In a thought-provoking new piece for The Atlantic, Derek Thompson argues that the problem of scarcity isn’t just limited to grocery stores and pharmacies — it’s a societywide challenge that we ought to address.
“Altogether, America has too much venting and not enough inventing. We say that we want to save the planet from climate change — but in practice, many Americans are basically dead set against the clean-energy revolution, with even liberal states shutting down zero-carbon nuclear plants and protesting solar-power projects. We say that housing is a human right — but our richest cities have made it excruciatingly difficult to build new houses, infrastructure, or megaprojects. Politicians say that they want better health care — but they tolerate a catastrophically slow-footed FDA that withholds promising tools, and a federal policy that deliberately limits the supply of physicians.”
But there’s a significant sector missing from Thompson’s analysis of our scarcity challenge: K-12 education.
Public schooling is supposed to be a public good that provides equitable access to educational opportunities for all children, in the same way that public parks provide everyone with an opportunity to enjoy natural beauty in our communities.
For many families, however, access to a quality public education is an unfulfilled promise.
Scarcity in K-12 schooling is a much more opaque phenomenon than in higher education. We can easily monitor the ever-rising cost of college tuition, but most parents don’t pay tuition for K-12 schools. Instead, the “price” of attending public schools is embedded in rent or mortgage payments.
Affluent families have an abundance of educational options: they can afford to pay for tuition at private schools, buy a home in sought-after school districts, and provide their children with supplementary learning opportunities like tutoring, music lessons, and athletic programs.
Lower-income families face many more barriers to educational opportunity. Public schools are often their only educational option. As my colleagues and I showed in Priced Out of Public Schools, they also face scarcity in public schooling opportunities due to a combination of where affordable rental housing is located and how school district boundaries are drawn.

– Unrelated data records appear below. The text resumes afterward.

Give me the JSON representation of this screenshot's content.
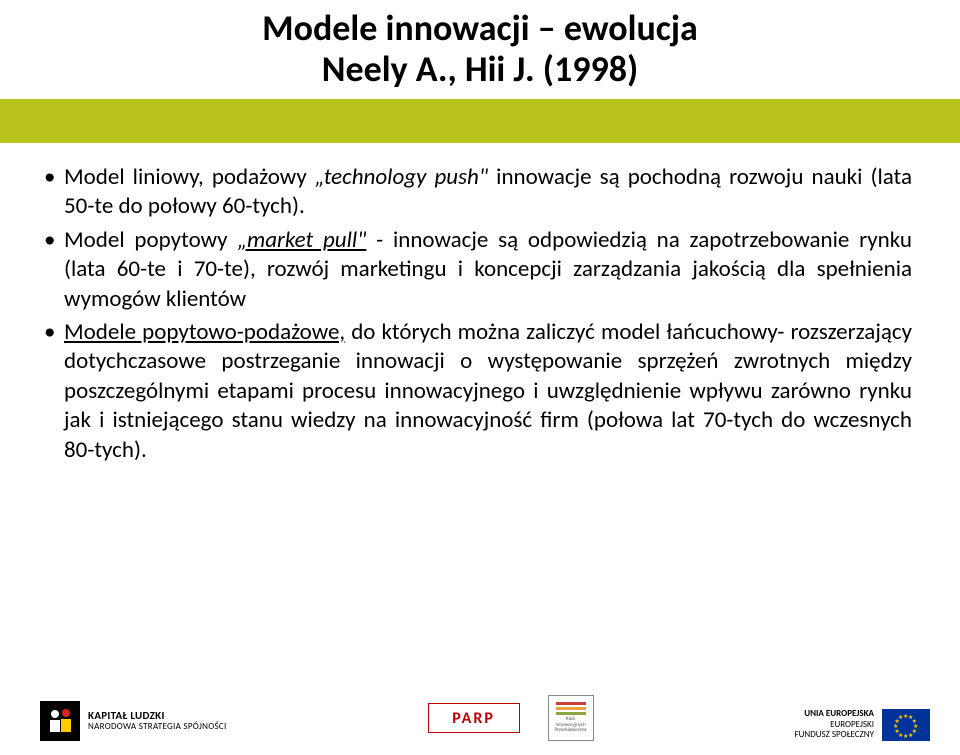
{
  "title_line1": "Modele innowacji – ewolucja",
  "title_line2": "Neely A., Hii J. (1998)",
  "title_fontsize": 36,
  "band_color": "#b9c31e",
  "body_fontsize": 23,
  "bullets": [
    {
      "pre": "Model liniowy, podażowy ",
      "emph": "„technology push\"",
      "post": " innowacje są pochodną rozwoju nauki (lata 50-te do połowy 60-tych)."
    },
    {
      "pre": "Model popytowy ",
      "emph": "„market pull\"",
      "post": " - innowacje są odpowiedzią na zapotrzebowanie rynku (lata 60-te i 70-te), rozwój marketingu i koncepcji zarządzania jakością dla spełnienia wymogów klientów"
    },
    {
      "u": "Modele popytowo-podażowe,",
      "post": " do których można zaliczyć model łańcuchowy- rozszerzający dotychczasowe postrzeganie innowacji o występowanie sprzężeń zwrotnych między poszczególnymi etapami procesu innowacyjnego i uwzględnienie wpływu zarówno rynku jak i istniejącego stanu wiedzy na innowacyjność firm (połowa lat 70-tych do wczesnych 80-tych)."
    }
  ],
  "footer": {
    "kl_line1": "KAPITAŁ LUDZKI",
    "kl_line2": "NARODOWA STRATEGIA SPÓJNOŚCI",
    "parp": "PARP",
    "kip_line1": "Klub",
    "kip_line2": "Innowacyjnych",
    "kip_line3": "Przedsiębiorstw",
    "eu_line1": "UNIA EUROPEJSKA",
    "eu_line2": "EUROPEJSKI",
    "eu_line3": "FUNDUSZ SPOŁECZNY"
  },
  "colors": {
    "kip_red": "#c9413a",
    "kip_orange": "#e8a33d",
    "kip_green": "#8aa844",
    "parp_red": "#c00000",
    "eu_blue": "#003399",
    "eu_gold": "#ffcc00"
  }
}
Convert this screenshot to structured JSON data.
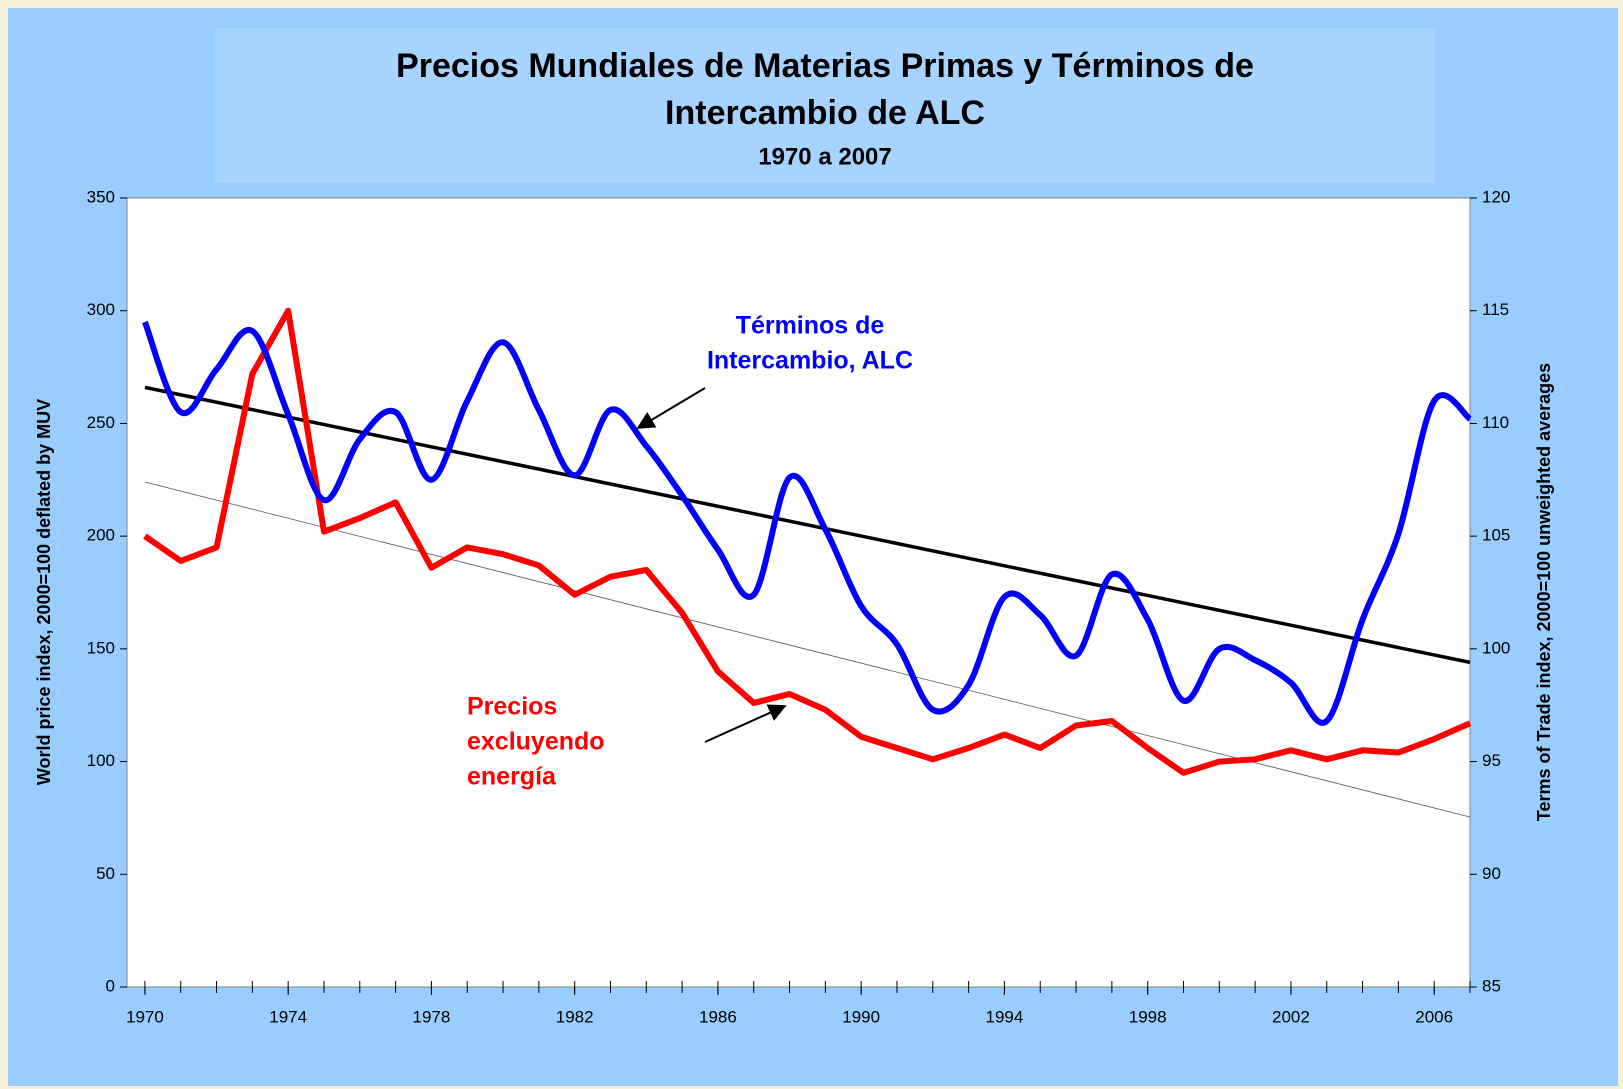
{
  "chart_data": {
    "type": "line",
    "title": [
      "Precios Mundiales de Materias Primas y Términos de",
      "Intercambio de ALC"
    ],
    "subtitle": "1970 a 2007",
    "y_label": "World price index, 2000=100 deflated by MUV",
    "y2_label": "Terms of Trade index, 2000=100 unweighted averages",
    "x": [
      1970,
      1971,
      1972,
      1973,
      1974,
      1975,
      1976,
      1977,
      1978,
      1979,
      1980,
      1981,
      1982,
      1983,
      1984,
      1985,
      1986,
      1987,
      1988,
      1989,
      1990,
      1991,
      1992,
      1993,
      1994,
      1995,
      1996,
      1997,
      1998,
      1999,
      2000,
      2001,
      2002,
      2003,
      2004,
      2005,
      2006,
      2007
    ],
    "series": [
      {
        "color": "#ff0000",
        "smooth": false,
        "values": [
          200,
          189,
          195,
          272,
          300,
          202,
          208,
          215,
          186,
          195,
          192,
          187,
          174,
          182,
          185,
          166,
          140,
          126,
          130,
          123,
          111,
          106,
          101,
          106,
          112,
          106,
          116,
          118,
          106,
          95,
          100,
          101,
          105,
          101,
          105,
          104,
          110,
          117
        ]
      },
      {
        "color": "#0000ff",
        "axis": "y2",
        "smooth": true,
        "values": [
          114.5,
          110.5,
          112.4,
          114.1,
          110.4,
          106.6,
          109.3,
          110.5,
          107.5,
          111.0,
          113.6,
          110.6,
          107.7,
          110.6,
          109.0,
          106.8,
          104.4,
          102.4,
          107.6,
          105.3,
          101.9,
          100.2,
          97.3,
          98.4,
          102.3,
          101.5,
          99.7,
          103.3,
          101.3,
          97.7,
          100.0,
          99.5,
          98.5,
          96.8,
          101.3,
          105.1,
          111.0,
          110.2
        ]
      }
    ],
    "trendlines": [
      {
        "color": "#000000",
        "axis": "y2",
        "x": [
          1970,
          2007
        ],
        "values": [
          111.6,
          99.4
        ],
        "width": 3.5
      },
      {
        "color": "#555555",
        "x": [
          1970,
          2007
        ],
        "values": [
          224,
          75.4
        ],
        "width": 0.8
      }
    ],
    "annotations": [
      {
        "lines": [
          "Términos de",
          "Intercambio, ALC"
        ],
        "color": "#0000ff"
      },
      {
        "lines": [
          "Precios",
          "excluyendo",
          "energía"
        ],
        "color": "#ff0000"
      }
    ],
    "xlim": [
      1969.5,
      2007
    ],
    "xticks": [
      1970,
      1974,
      1978,
      1982,
      1986,
      1990,
      1994,
      1998,
      2002,
      2006
    ],
    "ylim": [
      0,
      350
    ],
    "yticks": [
      0,
      50,
      100,
      150,
      200,
      250,
      300,
      350
    ],
    "y2lim": [
      85,
      120
    ],
    "y2ticks": [
      85,
      90,
      95,
      100,
      105,
      110,
      115,
      120
    ],
    "grid": false
  }
}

Thompson argues for a national “abundance agenda” to address problems created by scarcity. In K-12 education, that could mean an expansion of educational opportunities, particularly for lower-income families.
There are systemic ways to achieve abundance in educational opportunities. We could tackle reforms to update district boundaries more frequently — similar to how we engage in redistricting for legislative seats — to provide better, more equitable access to public K-12 schooling opportunities. Other efforts could expand access to nonpublic education options, as 18 states did in 2021.
Reformers can also expand educational opportunities within the public school system more incrementally through public charter schools. A recently-announced $750 million grant-making effort to support the expansion of public charter schools could serve as a catalyst for a broader reinvigoration of the charter sector, as my colleague Andy Rotherham notes in his latest for The 74.
For too long, families have not had access to the schooling options their children deserve. An “abundance agenda” for educational opportunity has the potential to garner support from the left, right, and center of our increasingly polarized nation and, more importantly, to provide children with equitable access to the public schools they deserve.